Transcendence-Johnny-Depp-posterAl azar de las ideas, las que siguen son algunas reflexiones inspiradas Identidad virtual.

Dirigida por Wally Pfister, pollo de Christopher Nolan, Identidad virtual demuestra que no siempre el discípulo supera al maestro y que, de hecho, a veces, lo termina avergonzando bastante. Lo cual, conste en actas, no celebro ni me regodeo en ello, para nada, porque las fichas puestas en el tablero habían logrado ilusionarme: Pfister ganó el Oscar a mejor director de fotografía por El origen (2010), la temática de la película ofrecía muchísima tela para cortar −enseguida hablaremos de ello− y el reparto era prometedor: Johnny Depp, que debe dormir en una tinaja de formol, Morgan Freeman, creador de la tinaja, y otros alfiles menores de la industria que el espectador promedio de cine por cable es capaz de reconocer sin mayor dificultad como Paul Bettany (protagonista de Wimbledon, secundario en todo lo demás), Cillian Murphy (el Espantapájaros en Batman inicia) y Rebecca Hall, cuyo rostro casi perfecto −donde ese “casi” sintetiza la suma de la exquisitez, la limpia del aburrimiento de las divas− me sonaba vagamente familiar, hasta que me di cuenta de que es Vicky en Vicky Cristina Barcelona.

Antes y además de ser el título de un gran álbum de The Police, “El fantasma en la máquina” -“Ghost in the machine”-, es una expresión acuñada por Gilbert Ryle para describir la separación entre espíritu y materia que en los albores de la modernidad Descartes instituyó como base de sus disquisiciones filosóficas y cuyo ascendiente sobre el pensamiento y la cultura se extiende hasta nuestros días.
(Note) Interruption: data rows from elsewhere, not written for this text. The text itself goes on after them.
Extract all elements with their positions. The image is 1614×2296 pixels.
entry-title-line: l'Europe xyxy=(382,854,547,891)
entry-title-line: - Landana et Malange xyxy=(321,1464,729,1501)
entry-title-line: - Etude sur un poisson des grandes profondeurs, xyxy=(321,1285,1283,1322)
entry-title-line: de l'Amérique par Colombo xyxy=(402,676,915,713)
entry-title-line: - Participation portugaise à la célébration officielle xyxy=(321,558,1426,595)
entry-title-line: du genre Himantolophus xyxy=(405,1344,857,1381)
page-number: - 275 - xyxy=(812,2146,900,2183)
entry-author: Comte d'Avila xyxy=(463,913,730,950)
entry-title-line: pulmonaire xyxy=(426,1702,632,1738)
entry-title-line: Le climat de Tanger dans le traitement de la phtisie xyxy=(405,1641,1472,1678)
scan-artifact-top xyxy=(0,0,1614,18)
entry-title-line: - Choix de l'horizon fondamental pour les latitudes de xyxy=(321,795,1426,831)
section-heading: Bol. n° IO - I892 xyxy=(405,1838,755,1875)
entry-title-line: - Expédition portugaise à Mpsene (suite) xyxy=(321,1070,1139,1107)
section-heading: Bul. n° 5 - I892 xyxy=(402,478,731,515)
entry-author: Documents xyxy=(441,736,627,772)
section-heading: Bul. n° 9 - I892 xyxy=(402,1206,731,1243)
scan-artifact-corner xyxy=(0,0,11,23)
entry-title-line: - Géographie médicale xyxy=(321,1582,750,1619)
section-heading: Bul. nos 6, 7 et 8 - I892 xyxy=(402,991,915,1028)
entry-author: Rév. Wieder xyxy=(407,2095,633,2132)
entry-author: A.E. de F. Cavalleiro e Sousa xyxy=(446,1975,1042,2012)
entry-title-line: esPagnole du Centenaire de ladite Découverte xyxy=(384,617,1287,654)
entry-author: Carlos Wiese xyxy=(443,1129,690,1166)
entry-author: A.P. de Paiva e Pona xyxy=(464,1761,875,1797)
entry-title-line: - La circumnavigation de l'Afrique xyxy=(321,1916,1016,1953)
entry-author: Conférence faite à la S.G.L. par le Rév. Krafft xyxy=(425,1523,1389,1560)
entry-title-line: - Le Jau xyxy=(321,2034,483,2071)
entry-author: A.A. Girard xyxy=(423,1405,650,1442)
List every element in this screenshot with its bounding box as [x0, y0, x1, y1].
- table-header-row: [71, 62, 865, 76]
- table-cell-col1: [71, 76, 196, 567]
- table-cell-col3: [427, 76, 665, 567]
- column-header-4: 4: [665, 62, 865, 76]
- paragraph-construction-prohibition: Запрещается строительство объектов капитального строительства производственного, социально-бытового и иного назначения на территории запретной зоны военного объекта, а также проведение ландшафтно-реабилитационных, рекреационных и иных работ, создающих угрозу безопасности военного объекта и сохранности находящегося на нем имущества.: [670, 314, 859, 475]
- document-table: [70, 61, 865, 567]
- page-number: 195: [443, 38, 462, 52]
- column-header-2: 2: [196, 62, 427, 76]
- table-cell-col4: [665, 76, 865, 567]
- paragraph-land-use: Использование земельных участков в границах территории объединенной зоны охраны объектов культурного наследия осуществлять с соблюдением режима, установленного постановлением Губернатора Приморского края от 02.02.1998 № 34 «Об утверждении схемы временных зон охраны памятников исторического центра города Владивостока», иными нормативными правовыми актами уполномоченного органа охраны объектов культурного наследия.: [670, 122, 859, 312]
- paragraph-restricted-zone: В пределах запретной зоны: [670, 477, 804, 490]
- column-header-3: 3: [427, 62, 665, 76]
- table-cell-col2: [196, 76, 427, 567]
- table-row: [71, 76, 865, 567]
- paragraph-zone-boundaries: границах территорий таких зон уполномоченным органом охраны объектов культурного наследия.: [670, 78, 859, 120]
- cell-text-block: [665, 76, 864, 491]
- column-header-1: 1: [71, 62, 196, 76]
El fantasma en la máquina es dogma oficial en las tres grandes religiones monoteístas y en buena parte de la tradición oriental, y, además, alimenta las estupideces new-age sobre la reencarnación, dándole de comer a especímenes como Deepak Chopra o Sri Sri Shankar, llena libros de autoayuda e, incluso, acompañando algunas formas de culturalismo extremo, permea nuestros debates académicos.

Según la doctrina del fantasma en la máquina −explica Ryle−, todo ser humano posee un cuerpo y una mente que, si bien habitualmente se hayan conectados, obedecen a principios diferentes. El cuerpo sería una entidad material, espacial, extensa, y respondería a leyes mecánicas. La mente, lo opuesto. La conciencia y la personalidad, entonces, estarían hechas de pensamientos y nada más que de pensamientos, no siendo reducibles a unidades más elementales, a una fenomenología más básica. Nuestro yo, lo que llamamos conciencia, vendría a ser algo así como una suerte de espectro, un centro de comando inasible que, escondido detrás de los ojos, tira de los hilos del cuerpo sin ser el cuerpo y, por lo tanto, no habría impedimento teórico para que el alma siga existiendo luego de la destrucción física del cuerpo. Trascendencia. Por supuesto, este tipo de “dualismo” −así se llama a esta doctrina en la jerga de los filósofos− no sólo carece de cualquier fundamento empírico, sino que además contradice absolutamente todo lo que hemos llegado a descubrir acerca del funcionamiento del cuerpo y el cerebro. La mente es el producto del funcionamiento del cerebro, enseñan los psicólogos cognitivos y lo resumen en un axioma al que cito en idioma original por su sencillez y  elegancia: Mind is what the brain does.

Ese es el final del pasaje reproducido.